You know what's not working? Romney's attacks on Perry on the subject of Social Security. A Quinnipiac poll has Perry leading in Florida, despite his "Ponzi" talk:

Voters in Florida, with the nation's highest concentration of senior citizens, say 58 -- 33 percent that it is "unfair" to describe Social Security as a "Ponzi scheme," as Perry has done. But among Republicans, the only ones allowed to vote in the state's crucial primary, 52 percent say that is a fair way to describe the nation's retirement system.

And that's the second Florida poll to show Perry in the lead.

You know what's not going to work? What GOP Establishmentarian Jennifer Rubin is talking about here:

Perry has to get the ethics issue off the deck

My colleague Marc Thiessen doesn’t like the source of much of the data on Texas Gov. Rick Perry’s system of patronage. He claims that Texans for Public Justice is a "secretive, left-wing, Soros-funded organization,"and their reports should be ignored.

There are three problems with this. A great deal of the data has been reported elsewhere. The Post and Texas papers, as well as other publications, have confirmed the system of pay-to-play that keeps Perry’s big donors very happy.... In Texas Perry's activities may have passed muster, but now he's got to justify this conduct to a national electorate.

Second, Perry's handlers have only said that he appoints people on the basis of merit. That's it. Voters will have to judge, given the huge number of appointees and the correlation with big donations, if this is believable.

And finally, arguing that the same group investigated President George W. Bush is a non sequitor. A I noted in the report, TPJ says that both Govs. Ann Richards and George W. Bush engaged in some of this, but Perry’s is on a grander scale. Moreover, Perry is running as a Tea Party candidate. He can't simply get by by saying "this is how it’s done in Texas."

That last part is a real hoot, because Rubin actually believes the tea party BS about hating cronyism, when, in fact, the tea party hates only Democratic cronyism (and cronyism on the part of "RINOs," meaning Republicans who don't vote in 100% lockstep on every litmus-test issue).

Rubin adds,

... A savvy Republican operative (who previously was enthusiastic about Perry and is now undecided) said it best to me this afternoon. "If he gets better and explains all this he'll be the nominee. And if not, he won’t be."Yup.
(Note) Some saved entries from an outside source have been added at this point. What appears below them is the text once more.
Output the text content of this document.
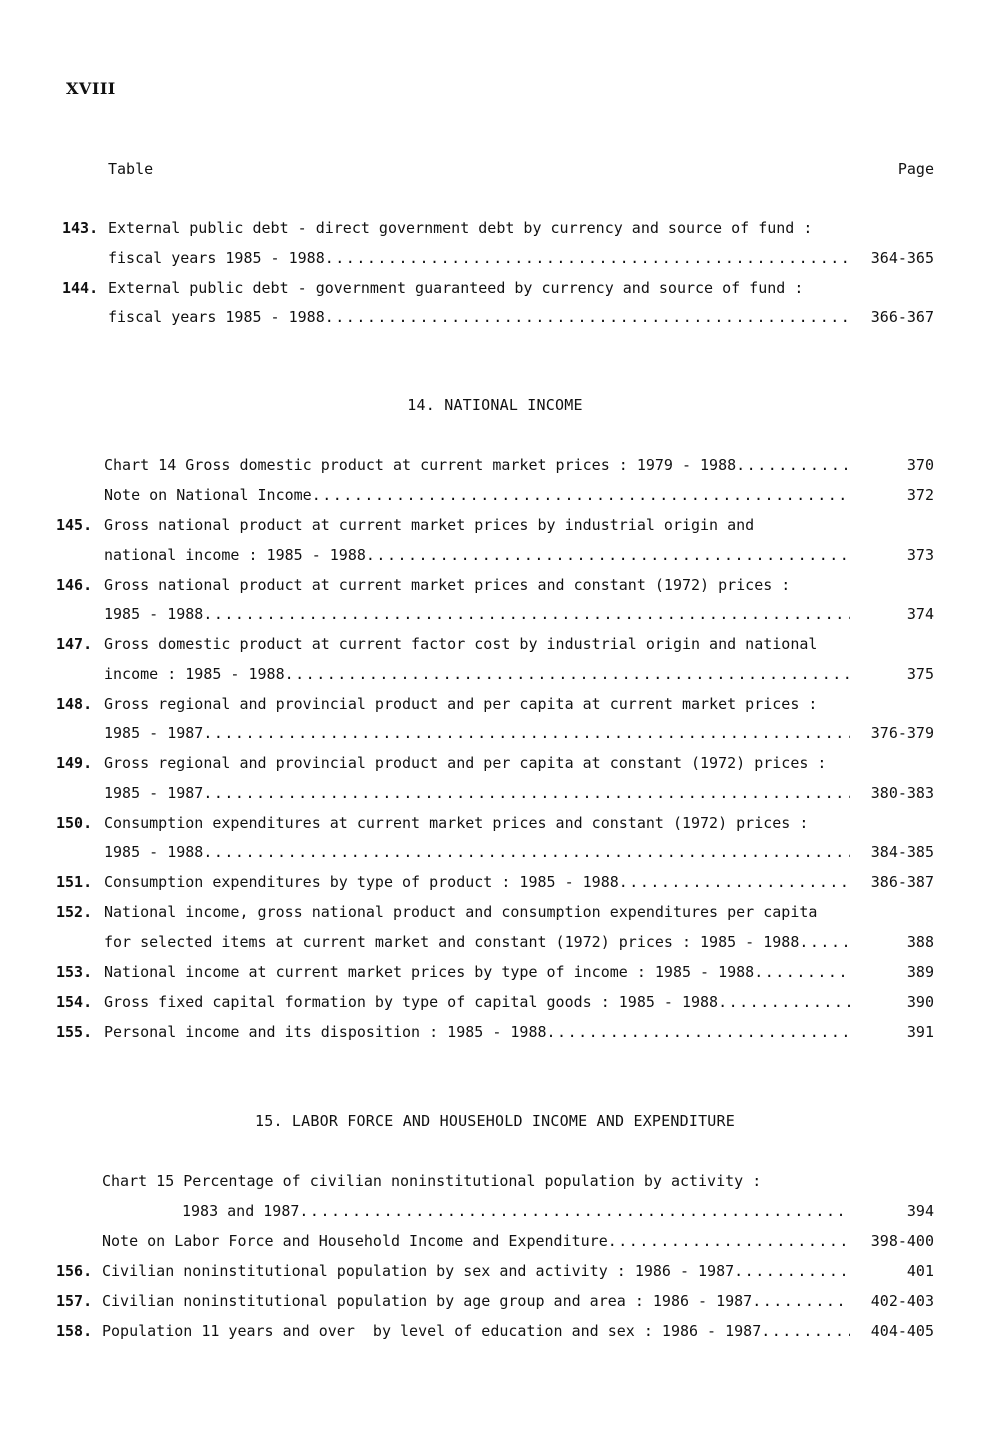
XVIII
Table	Page
143. External public debt - direct government debt by currency and source of fund :
fiscal years 1985 - 1988 .....	364-365
144. External public debt - government guaranteed by currency and source of fund :
fiscal years 1985 - 1988 .....	366-367
14. NATIONAL INCOME
Chart 14 Gross domestic product at current market prices : 1979 - 1988 .....	370
Note on National Income .....	372
145. Gross national product at current market prices by industrial origin and
national income : 1985 - 1988 .....	373
146. Gross national product at current market prices and constant (1972) prices :
1985 - 1988 .....	374
147. Gross domestic product at current factor cost by industrial origin and national
income : 1985 - 1988 .....	375
148. Gross regional and provincial product and per capita at current market prices :
1985 - 1987 .....	376-379
149. Gross regional and provincial product and per capita at constant (1972) prices :
1985 - 1987 .....	380-383
150. Consumption expenditures at current market prices and constant (1972) prices :
1985 - 1988 .....	384-385
151. Consumption expenditures by type of product : 1985 - 1988 .....	386-387
152. National income, gross national product and consumption expenditures per capita
for selected items at current market and constant (1972) prices : 1985 - 1988 .....	388
153. National income at current market prices by type of income : 1985 - 1988 .....	389
154. Gross fixed capital formation by type of capital goods : 1985 - 1988 .....	390
155. Personal income and its disposition : 1985 - 1988 .....	391
15. LABOR FORCE AND HOUSEHOLD INCOME AND EXPENDITURE
Chart 15 Percentage of civilian noninstitutional population by activity :
1983 and 1987 .....	394
Note on Labor Force and Household Income and Expenditure .....	398-400
156. Civilian noninstitutional population by sex and activity : 1986 - 1987 .....	401
157. Civilian noninstitutional population by age group and area : 1986 - 1987 .....	402-403
158. Population 11 years and over  by level of education and sex : 1986 - 1987 .....	404-405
Nope. He doesn't have to explain this. Democrats and independents are so cynical at this point that we expect all pols to be corrupt. Republican voters naively believe there are right-wing "Constitution-loving" Jimmy Stewarts in tricorn hats who are pure as the driven snow, and everyone else is a tool of Satan. But if you please these rube voters on their litmus tests, they'll assume you're pure. So Perry can just shrug this off.